By far the most helpful means for spotting typhoons are weather satellites. One of them, which circles the earth in a north-south direction, scans an area of 2,000 by 2,000 miles every four and a half minutes. What the satellite “sees” is recorded on magnetic tape for readout at two command stations in the United States, one at Fairbanks, Alaska, and the other at Wallops Island, Virginia.
The facilities of this satellite enable weather stations at Guam, Wake Island, Honolulu and many other locations to know about atmospheric conditions for hundreds of miles around them. Forecast offices at Honolulu and Guam evaluate the cloud pictures received and check for any cloud patterns typical of a tropical storm or typhoon.
Another weather satellite has its orbital speed set so as to remain in a fixed position at a Pacific equatorial point.

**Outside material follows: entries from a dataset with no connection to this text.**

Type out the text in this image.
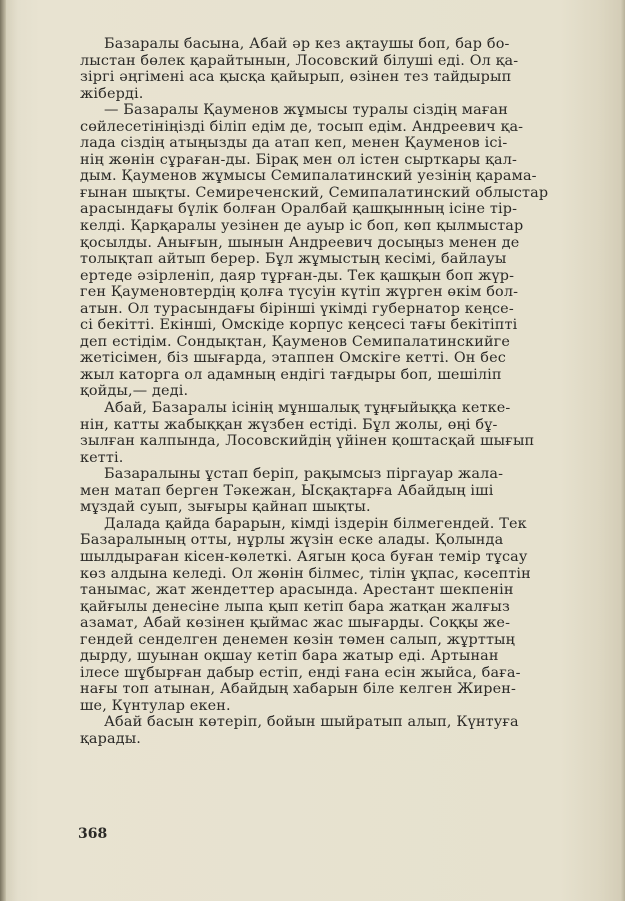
Базаралы басына, Абай әр кез ақтаушы боп, бар бо-
лыстан бөлек қарайтынын, Лосовский білуші еді. Ол қа-
зіргі әңгімені аса қысқа қайырып, өзінен тез тайдырып
жіберді.

— Базаралы Қауменов жұмысы туралы сіздің маған
сөйлесетініңізді біліп едім де, тосып едім. Андреевич қа-
лада сіздің атыңызды да атап кеп, менен Қауменов ісі-
нің жөнін сұраған-ды. Бірақ мен ол істен сырткары қал-
дым. Қауменов жұмысы Семипалатинский уезінің қарама-
ғынан шықты. Семиреченский, Семипалатинский облыстар
арасындағы бүлік болған Оралбай қашқынның ісіне тір-
келді. Қарқаралы уезінен де ауыр іс боп, көп қылмыстар
қосылды. Анығын, шынын Андреевич досыңыз менен де
толықтап айтып берер. Бұл жұмыстың кесімі, байлауы
ертеде әзірленіп, даяр тұрған-ды. Тек қашқын боп жүр-
ген Қауменовтердің қолға түсуін күтіп жүрген өкім бол-
атын. Ол турасындағы бірінші үкімді губернатор кеңсе-
сі бекітті. Екінші, Омскіде корпус кеңсесі тағы бекітіпті
деп естідім. Сондықтан, Қауменов Семипалатинскийге
жетісімен, біз шығарда, этаппен Омскіге кетті. Он бес
жыл каторга ол адамның ендігі тағдыры боп, шешіліп
қойды,— деді.

Абай, Базаралы ісінің мұншалық тұңғыйыққа кетке-
нін, катты жабыққан жүзбен естіді. Бұл жолы, өңі бұ-
зылған калпында, Лосовскийдің үйінен қоштасқай шығып
кетті.

Базаралыны ұстап беріп, рақымсыз піргауар жала-
мен матап берген Тәкежан, Ысқақтарға Абайдың іші
мұздай суып, зығыры қайнап шықты.

Далада қайда барарын, кімді іздерін білмегендей. Тек
Базаралының отты, нұрлы жүзін еске алады. Қолында
шылдыраған кісен-көлеткі. Аягын қоса буған темір тұсау
көз алдына келеді. Ол жөнін білмес, тілін ұқпас, кәсептін
танымас, жат жендеттер арасында. Арестант шекпенін
қайғылы денесіне лыпа қып кетіп бара жатқан жалғыз
азамат, Абай көзінен қыймас жас шығарды. Соққы же-
гендей сенделген денемен көзін төмен салып, жұрттың
дырду, шуынан оқшау кетіп бара жатыр еді. Артынан
ілесе шұбырған дабыр естіп, енді ғана есін жыйса, баға-
нағы топ атынан, Абайдың хабарын біле келген Жирен-
ше, Күнтулар екен.

Абай басын көтеріп, бойын шыйратып алып, Күнтуға
қарады.

368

This enables weather stations to receive photographic coverage of most of the Pacific basin every twenty-two minutes. A similar satellite serves over the Atlantic Ocean.
When a Typhoon Is Imminent
What happens when a typhoon pattern appears on a weather-satellite picture? At such a time weather stations throughout the area are alerted. Steps are taken for the preservation of life and, to the extent possible, to minimize damage to property. But that is not all.
Weather stations send aloft large balloons with transmitting equipment. Special receivers track these instruments, which provide information about temperature, humidity, wind speed and direction all the way from the surface of the storm to an altitude of about seventeen miles. Besides this, special typhoon hunter planes are dispatched from Guam or the Philippines to track a storm in progress and to radio back information about wind speeds at various locations from the edge of the storm to its very center, as well as sea conditions. An eyewitness reports what it is like to ride in such a plane:
“It was as dark as midnight. In the never-ceasing turbulence our 120,000 lb. airplane was bounced around like a cork in a rapid . . . Imagine if you can, a cubicle about the size of an ordinary bathroom, along with two tons of electronic gear, thermos bottles, rescue equipment and the crew, and then stir it all well.”
Spotting and tracking typhoons right from their birth is of the utmost importance. For example, the coral-atoll type of islands, where many Micronesians live, are especially vulnerable to storm waves, for these islands are, on the average, no higher than twenty feet above sea level. Ships at sea, too, appreciate storm warnings that allow sufficient time to get out of harm’s way.
Indeed, much progress has been made in providing advance warnings of furious typhoons or hurricanes. Unfortunately, though, many lives are lost due to such warnings being ignored. In view of the destructive forces unleashed by such howling tropical windstorms, it is wise to flee from their path as quickly as possible.